Our initial reaction was relief...whew, no one died, no once had cancer. There were currently no issues with her marriage, no one got arrested, etc., etc. Fear of the unknown causes many crazy images to go racing through your mind, when you hear the words "I need to talk to you." So, okay, is that all? We can deal with that. Not quite sure what yet; but that we can handle.
Did we feel a sense of loss? In a small way, yes. It was nice having a daughter and a son. A complete family, right? It sounds good. But we really didn't "lose" our son because she didn't go anywhere. Our new daughter was the same person she always was. In fact, she was better. She was no longer distant and noncommunicative. She smiled more. There was a lilt in her voice, which became higher-pitched and softer after she began hormone replacement therapy.
And she called us more often! She was happy and relieved to have finally unburdened herself of her secret.
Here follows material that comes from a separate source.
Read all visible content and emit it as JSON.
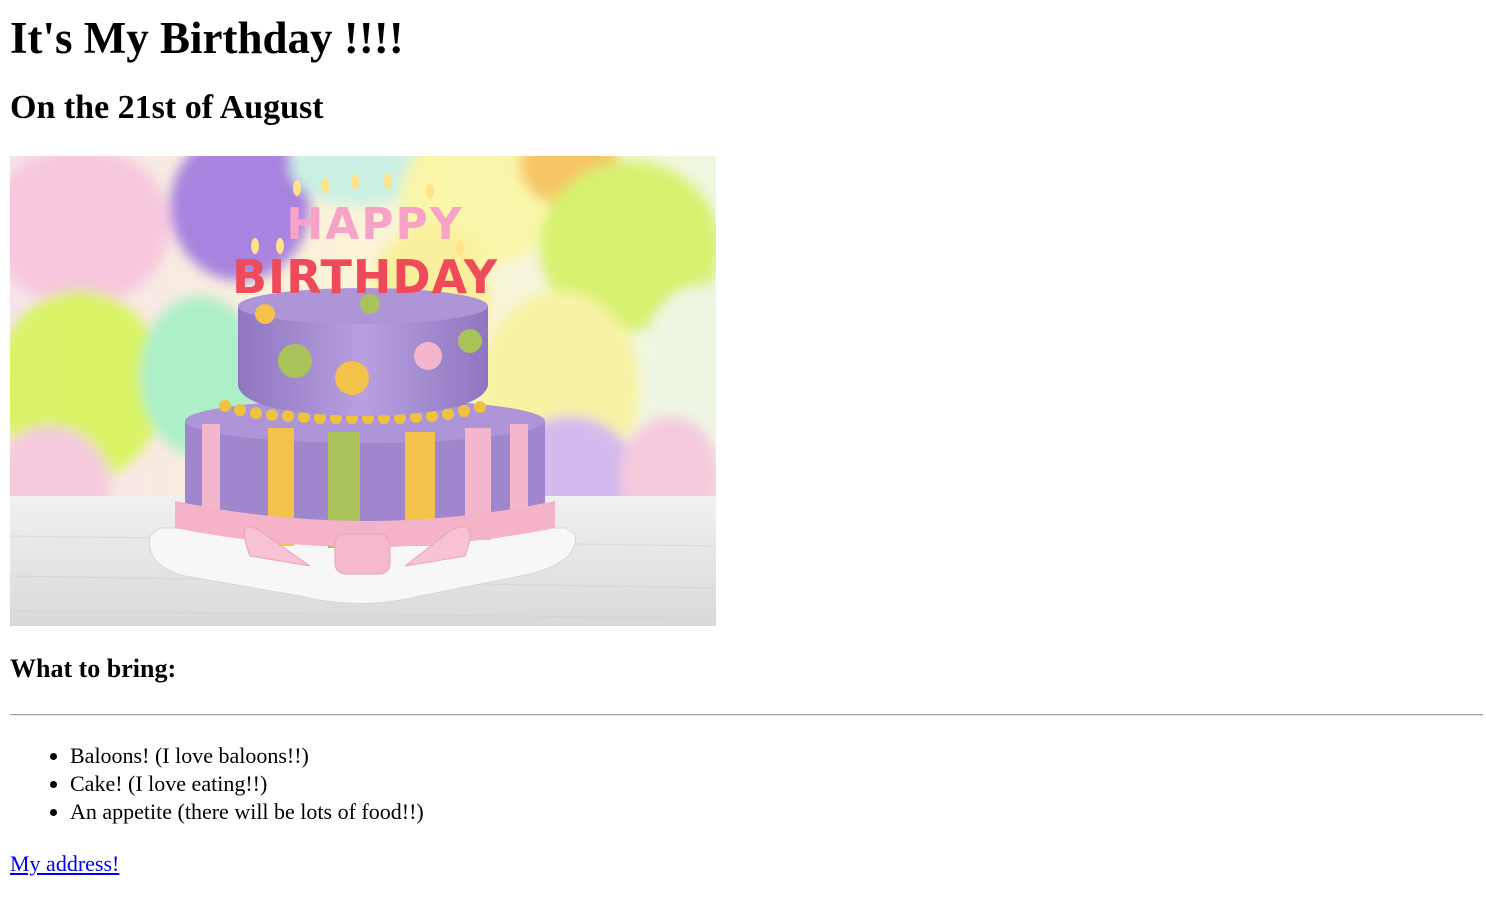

Although Ron and I both grew up and still practice our Roman Catholic faith, we are both fairly liberal in our views and in our support of the LGBTQ community. We have other relatives and friends who are gay, so we did not have any issues in immediately accepting and loving Annabelle. But, as parents, we did fear how she would be viewed and accepted by others. More importantly we feared for her safety as a transgender woman. Althought you always worry about your children's safety no matter how old they are, being trans just added another layer to our worry meter!
One of our first actions upon learning of Annabelle's transition was who do we tell and how do we do it. Annabelle contacted her sister and told her. She asked us to inform her uncles and their families and together we told her one remaining grandparent. We visited her grandmother while Annabelle phoned her to tell her she was now living as a woman. Later, Annabelle would meet my cousin Deb and her partner Alexia, who were filmmakers. This led to the documentary film about Annabelle, myself and our friend Shannon, called TransJourney.
I had been familiar with PFLAG for many years but had never felt a reason to contact them before. But after Annabelle came out to us, I thought it would be a good idea to attend a meeting, if for nothing else than to see if there were other families of transgender children to whom I could relate. Thus began my journey with PFLAG where I met a wonderful group of caring, compassionate people who got what I was feeling and who felt as strongly as I did about fighting for equality for our lesbian, gay, bisexual, transgender and gender non-conforming family members.
One thing led to another and here I am leading the fight for the Greater Providence Chapter of PFLAG!